Sexy Little Helper
No Longer in Your Dreams
Hello Friends,
When I was a kid, I used to watch a show called I Dream of Jeannie. I’m sure a lot of you know this show—an astronaut finds a genie in a bottle, and then, mayhem ensues.
As a young boy, how could I not love this show? It was about an astronaut during a time when I had actually seen men walking on the moon.
It also featured a trope I wouldn’t fully appreciate until some years later when I was going through adolescence—a scantily clad woman trapped in a jar who would obey my every whim.
Fast forward to last week in Las Vegas at the annual Consumer Electronics Show.
For the uninitiated, CES is the largest consumer electronics event of the year. Every company with anything electronic demonstrates it there in full Vegas flash and style. It is absolutely a vision of the future.
If you were in attendance, you would have gotten a first sneak peek at all the new phones, household appliances, televisions, gaming systems, personal robots, and anything else that you could wish to own in the coming months.
You would have also seen the latest in AI products—an AI desk companion, essentially a waifu (virtual anime girlfriend) in a bottle.

Imagine ChatGPT that you can talk to and get to ogle over while conversing.
Now, to be fair, the avatar can also transform into a hot guy friend.
Watch the video:
There are actually two companies, Razer and Lepro, who are offering these products, Ava and Ami, respectively.

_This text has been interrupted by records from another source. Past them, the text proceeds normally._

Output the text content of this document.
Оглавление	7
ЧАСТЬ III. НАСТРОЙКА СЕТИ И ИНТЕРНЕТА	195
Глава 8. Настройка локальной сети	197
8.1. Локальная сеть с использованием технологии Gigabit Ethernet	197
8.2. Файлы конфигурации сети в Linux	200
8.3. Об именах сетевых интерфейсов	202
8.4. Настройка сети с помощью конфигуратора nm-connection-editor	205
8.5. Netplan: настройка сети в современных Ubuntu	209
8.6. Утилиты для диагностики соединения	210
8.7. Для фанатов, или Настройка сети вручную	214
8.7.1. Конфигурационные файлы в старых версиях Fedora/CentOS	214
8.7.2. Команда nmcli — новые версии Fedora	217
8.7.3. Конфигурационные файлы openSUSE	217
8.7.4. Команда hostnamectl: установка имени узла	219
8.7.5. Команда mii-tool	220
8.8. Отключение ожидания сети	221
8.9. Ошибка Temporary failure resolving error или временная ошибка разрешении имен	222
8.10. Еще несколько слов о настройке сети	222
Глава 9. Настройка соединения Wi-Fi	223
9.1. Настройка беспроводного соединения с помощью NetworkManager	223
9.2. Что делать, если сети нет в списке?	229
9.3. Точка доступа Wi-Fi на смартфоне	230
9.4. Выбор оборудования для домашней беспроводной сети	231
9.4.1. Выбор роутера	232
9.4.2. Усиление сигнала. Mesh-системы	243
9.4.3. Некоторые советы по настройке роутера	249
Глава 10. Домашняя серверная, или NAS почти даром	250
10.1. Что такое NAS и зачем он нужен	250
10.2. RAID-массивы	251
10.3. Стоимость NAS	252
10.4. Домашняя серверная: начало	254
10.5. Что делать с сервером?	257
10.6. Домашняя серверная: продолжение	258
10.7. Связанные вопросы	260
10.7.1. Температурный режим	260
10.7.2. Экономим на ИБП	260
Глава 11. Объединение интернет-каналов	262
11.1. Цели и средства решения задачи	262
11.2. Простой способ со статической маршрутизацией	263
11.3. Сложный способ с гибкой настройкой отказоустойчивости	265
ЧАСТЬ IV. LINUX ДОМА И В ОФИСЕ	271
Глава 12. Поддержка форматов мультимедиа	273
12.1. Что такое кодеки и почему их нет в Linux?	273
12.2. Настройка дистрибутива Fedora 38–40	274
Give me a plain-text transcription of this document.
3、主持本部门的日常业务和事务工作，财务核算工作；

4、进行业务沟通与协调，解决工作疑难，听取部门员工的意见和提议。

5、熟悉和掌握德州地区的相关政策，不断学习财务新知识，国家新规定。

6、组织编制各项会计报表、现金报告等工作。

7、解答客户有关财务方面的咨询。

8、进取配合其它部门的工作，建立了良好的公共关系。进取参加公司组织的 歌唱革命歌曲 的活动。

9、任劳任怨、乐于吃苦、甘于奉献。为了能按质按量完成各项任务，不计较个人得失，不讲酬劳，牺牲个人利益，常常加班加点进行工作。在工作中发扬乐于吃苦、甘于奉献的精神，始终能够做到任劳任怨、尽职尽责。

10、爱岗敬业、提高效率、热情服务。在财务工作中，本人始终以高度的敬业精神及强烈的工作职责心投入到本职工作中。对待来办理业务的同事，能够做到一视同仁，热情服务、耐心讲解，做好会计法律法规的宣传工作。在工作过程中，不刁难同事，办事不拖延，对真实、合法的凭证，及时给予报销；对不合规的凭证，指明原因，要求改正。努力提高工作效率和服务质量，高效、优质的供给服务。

Now, I know what you’re thinking… these things seem ripe to be relegated to some teenager’s basement. (You were thinking that, right?)
Yet, weirdness happens when we anthropomorphize an object (give it a name) that makes it hard to let go. In I Dream of Jeannie, Tony eventually realizes that he loves Jeannie and marries her.
Today, people are entering into relationships and marrying their AI chatbots. And these are text-based entities, simple chat messages between humans and a computer program. And we’ve all heard more tragic stories of chats gone horribly wrong.
I don’t see anything inherently evil with these devices—they are kind of cool, overly-supportive, affirming to a fault.
I was a very early adopter of Alexa. I initially saw it as a voice-activated interface to a coming slew of home-automation products: smart lights, A/C and heat controls, a household music command center, and more yet-to-be-invented appliances of the future.
Over time, it devolved into a clunky (not obeying me), often useless, corporate spy that would randomly try to sell me Amazon services. It revealed itself to be an annoying sheep in wolf’s clothing. A spy for the corporate advertising machine.
My wife and I started noticing products showing up in our searches on our computers and phones that we only mentioned in our conversations in our own home when Alexa was supposedly not listening.
As someone who spent years working for digital advertising companies, I knew this was at least possible. And an absolute honeypot for advertisers.
Companies have been manipulating people to get profitable information for years.
Imagine if Jeannie were a Soviet space agency spy. Tony lovingly invited her into his bedroom.
In the world we live in today, we must assume that every conversation a person has with an AI is captured, recorded, and potentially monitored. This isn’t being paranoid. This is reality. The paranoia is that the listeners are after you.
These new products are more innocent-looking, smarter, and even more connected than the previous non-animated systems. They are constantly watching, monitoring your activity—both online and IRL (if you give it permission to your phone). Eventually, they will learn what you like and need, and how to satisfy your desires.
Last year, we disconnected our Alexa and threw it in a closet. Over time, it found its way back into our lives (to turn lights on and off and answer the question, “What is the wind chill?” before we take our early morning winter walks).
Essentially, I gave up being concerned about being watched. A total lack of privacy is too pervasive to prevent.
For a time, I had a Flexcar lease. I ended that when it started sending me texts critiquing my driving.
For reals, this happened.
You try driving around Gloucester without slamming on your brakes at least twice.
Perhaps we need to be careful about what we invite into our homes. Unfortunately, like motivated sexy vampires, they’re going to get in.
Maybe they don’t have to look like children.